일단 XenCenter 에서 GPU를 할당할 Windows 7 VM의 Metadata만 생성해 둔다. 기본적으로
VM Metadata 생성 시 자동으로 VM을 시작하여 운영체제 설치가 바로 진행되는데, 바로 시작하지
않은 상태에서 Meta정보만 생성한다.

이제 생성된 VM 정보를 확인한다.

# xe vm-list
————————————————————————
uuid ( RO) : 755b8431-066d-b42d-260e-3f7e8a38c132
name-label ( RW): win7-01
power-state ( RO): halted
uuid ( RO) : 41072988-71d3-7f20-b781-47235fff93fc
name-label ( RW): win7-02
power-state ( RO): halted
uuid ( RO) : 1828ec5a-42bf-48ca-ab85-382288282df1
name-label ( RW): Control domain on host: xen-alang
power-state ( RO): running
uuid ( RO) : b627fb12-ef0e-4347-8588-48353d961c33
name-label ( RW): win7-01s
power-state ( RO): halted
uuid ( RO) : ea006743-5185-6130-4dc7-85d2535a3c4e
name-label ( RW): win7-03
power-state ( RO): halted

# xe vm-list name-label=win7-01
uuid ( RO) : 755b8431-066d-b42d-260e-3f7e8a38c132
name-label ( RW): win7-01
power-state ( RO): halted
————————————————————————

이제 xe gpu-group-list 에서 확인된 GPU group을 특정 win7-03 VM에 할당해 보도록 하자

우선 기존에 할당된 gpu_group이 없는지 확인한다.

# xe vgpu-list vm-uuid=ea006743-5185-6130-4dc7-85d2535a3c4e

그럼 아무런 정보가 출력되지 않아야 한다. 만일 기존에 할당된 GPU가 있다면 아래와 같이
할당된 gpu-group-uuid 가 출력이 될것이다.

# xe vgpu-list vm-uuid=755b8431-066d-b42d-260e-3f7e8a38c132
uuid ( RO) : 3dab6b01-c202-f723-8474-4529e030a00e
vm-uuid ( RO): 755b8431-066d-b42d-260e-3f7e8a38c132
gpu-group-uuid ( RO): f7197a87-ea53-556c-274c-c12c09fb20b4

만일 새롭게 gpu-group을 할당하고자 하면 아래와 같은 방법으로 기존 할당된 gpu-group
을 제거한다.

# xe vgpu-destroy uuid=3dab6b01-c202-f723-8474-4529e030a00e
# xe vgpu-list vm-uuid=755b8431-066d-b42d-260e-3f7e8a38c132

이제 win7-03 VM 에 Quadro K5000 의 pGPU를 할당한다.

pGPU를 할당하기 위해서는 win7-01의 uuid 와 Quadro K5000 GPU가 포함된 gpu_group의 uuid
정보가 필요하다. xe vm-list, xe gpu-group-list 명령으로 확인이 가능하다.
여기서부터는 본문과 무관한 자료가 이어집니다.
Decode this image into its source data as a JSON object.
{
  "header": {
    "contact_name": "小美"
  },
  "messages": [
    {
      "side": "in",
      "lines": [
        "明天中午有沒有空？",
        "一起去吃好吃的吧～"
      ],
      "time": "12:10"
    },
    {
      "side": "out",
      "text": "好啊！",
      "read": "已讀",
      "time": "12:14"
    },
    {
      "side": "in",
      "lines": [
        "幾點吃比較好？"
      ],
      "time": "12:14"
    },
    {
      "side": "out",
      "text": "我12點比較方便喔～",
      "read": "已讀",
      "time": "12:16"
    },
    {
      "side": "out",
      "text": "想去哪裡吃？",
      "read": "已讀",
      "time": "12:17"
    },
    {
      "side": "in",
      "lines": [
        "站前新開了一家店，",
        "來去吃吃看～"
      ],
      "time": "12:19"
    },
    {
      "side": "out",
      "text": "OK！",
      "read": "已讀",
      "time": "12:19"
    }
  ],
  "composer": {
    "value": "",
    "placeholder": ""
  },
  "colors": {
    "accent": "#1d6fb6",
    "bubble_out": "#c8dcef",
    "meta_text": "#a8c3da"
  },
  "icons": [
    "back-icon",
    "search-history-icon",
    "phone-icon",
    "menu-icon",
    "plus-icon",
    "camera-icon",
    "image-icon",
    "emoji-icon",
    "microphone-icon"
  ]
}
pGPU 할당은 xe vgpu-create 명령으로 가능하다.

# xe vgpu-create vm-uuid=ea006743-5185-6130-4dc7-85d2535a3c4e gpu-group-uuid=74aa44ad-ac92-d451-c490-9c89bb5c0c59
————————————————————————
7bdd7660-28da-31b2-b538-53c8bea68ec5
————————————————————————

xe vgpu-create 명령으로 VM 에 PGPU를 정상적으로 할당하면 XenServer레벨에서 인식하는
vgpu uuid 가 출력된다.

이제 win7-03 VM에 GPU가 정상적으로 할당되었는지 확인한다.

# xe vgpu-list vm-uuid=ea006743-5185-6130-4dc7-85d2535a3c4e
————————————————————————-
uuid ( RO) : 7bdd7660-28da-31b2-b538-53c8bea68ec5
vm-uuid ( RO): ea006743-5185-6130-4dc7-85d2535a3c4e
gpu-group-uuid ( RO): 74aa44ad-ac92-d451-c490-9c89bb5c0c59
————————————————————————-

정상 할당이 되어지면 위와 같이 vgpu uuid 가 출력되어야 한다.

XenCenter 프로그램에서 해당 VM의 속성으로 들어가서 GPU 정보를 보면 Quadro K5000 GPUs 그룹이
할당되어 있는 것을 확인할 수 있다.

이제 위에서 설명한 바와 같이 Windows 7 운영체제를 설치하고, 원격접속툴(RGS, VNC)설치 ,
K5000에 대한 Nvidia Driver를 설치 한다.

Nvidia Driver 설치 완료 후 reboot 하면 다음 부터는 K5000 GPU 를 가상머신에서 기본 VGA로
인식하게 된다. 이때 XenCenter 프로그램의 VNC console 에도 화면이 나타날 수 있는데,
이는 Nvidia GPU를 인식하기 전까지 그래픽 화면을 표현할때 사용되는 가상 VGA장치를 생성
하기 때문에다. GPU passthrough 되면 가상 console 에 대한 VGA는 제거하는 것이 좋다.

아래는 기본 가상 VGA를 제거하는 방법이다.

# xe vm-param-set uuid=755b8431-066d-b42d-260e-3f7e8a38c132 platform:vgpu_vnc_enabled=false

OpenXen 에서는 hvm config 에 gfx_passthru=1 에 해당하는 명령이라 볼수 있다.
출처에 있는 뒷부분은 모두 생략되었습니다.